An American fugitive and 1970s militant suspected of hijacking a plane has been captured in Portugal after over four decades on the run.
George Wright, who is 68, was arrested by Portuguese police on Monday after being tracked down to a town outside Lisbon by US authorities. He was reported to have been living under the alias Jose Luis Jorge Dos Santos, according to the United States Marshals Service.
His offences include escaping from a New Jersey prison in 1970 and allegedly hijacking a plane in the United States two years later.
Wright’s criminal career began in 1962, when he was involved in a number of armed robberies. He was convicted of the murder of a petrol station owner in 1963 during an armed robbery in Wall, New Jersey.
He managed to escape from New Jersey’s Bayside State Prison in 1970 with three other men, while serving his 15 to 30 year prison sentence.
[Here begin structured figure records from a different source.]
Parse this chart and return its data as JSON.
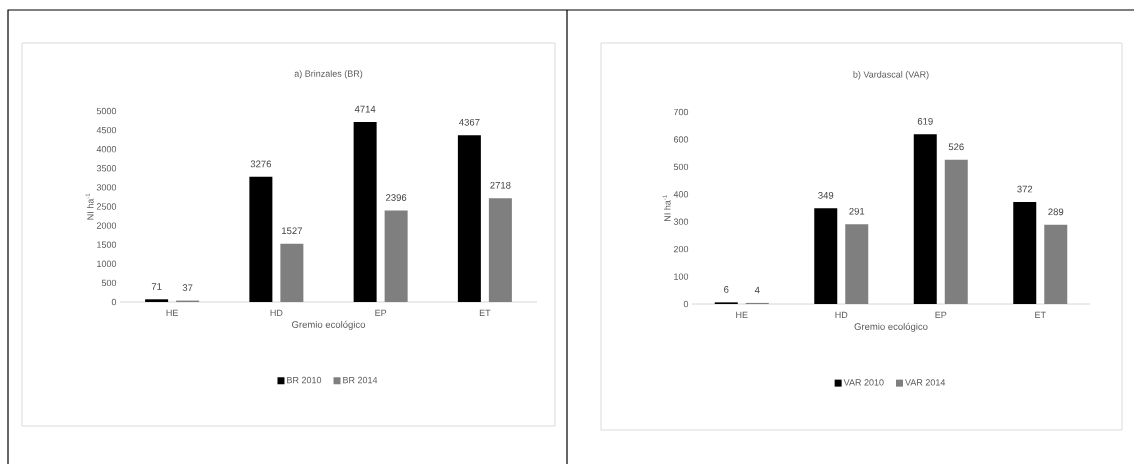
{
  "chart_data": [
    {
      "type": "bar",
      "title": "a) Brinzales (BR)",
      "xlabel": "Gremio ecológico",
      "ylabel": "NI ha$^{-1}$",
      "categories": [
        "HE",
        "HD",
        "EP",
        "ET"
      ],
      "series": [
        {
          "name": "BR 2010",
          "color": "#000000",
          "values": [
            71,
            3276,
            4714,
            4367
          ]
        },
        {
          "name": "BR 2014",
          "color": "#7f7f7f",
          "values": [
            37,
            1527,
            2396,
            2718
          ]
        }
      ],
      "ylim": [
        0,
        5000
      ],
      "yticks": [
        0,
        500,
        1000,
        1500,
        2000,
        2500,
        3000,
        3500,
        4000,
        4500,
        5000
      ],
      "data_labels": true,
      "legend": "bottom"
    },
    {
      "type": "bar",
      "title": "b) Vardascal (VAR)",
      "xlabel": "Gremio ecológico",
      "ylabel": "NI ha$^{-1}$",
      "categories": [
        "HE",
        "HD",
        "EP",
        "ET"
      ],
      "series": [
        {
          "name": "VAR 2010",
          "color": "#000000",
          "values": [
            6,
            349,
            619,
            372
          ]
        },
        {
          "name": "VAR 2014",
          "color": "#7f7f7f",
          "values": [
            4,
            291,
            526,
            289
          ]
        }
      ],
      "ylim": [
        0,
        700
      ],
      "yticks": [
        0,
        100,
        200,
        300,
        400,
        500,
        600,
        700
      ],
      "data_labels": true,
      "legend": "bottom"
    }
  ]
}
He then joined the Black Liberation Army, a black nationalist militant group, according to the FBI.
In 1972, he was among five hijackers who took over a Delta flight from Detroit to Miami, which had three small children on board, the FBI says.
The hijackers demanded a $1m ransom when they landed in Miami, the largest ransom of its kind at that time, and demanded that FBI agents deliver the money wearing only swimsuits, so that weapons could not be concealed.
They flew the plane to Algeria, hoping to seek asylum. Algerian authorities returned the plane and the money to the United States, but released the hijackers after a few days. The other four hijackers were captured in France in 1976, but Wright remained missing.
Wright is being held without bail by Portuguese authorities and faces extradition to the United States to serve the remainder of his sentence for his murder conviction.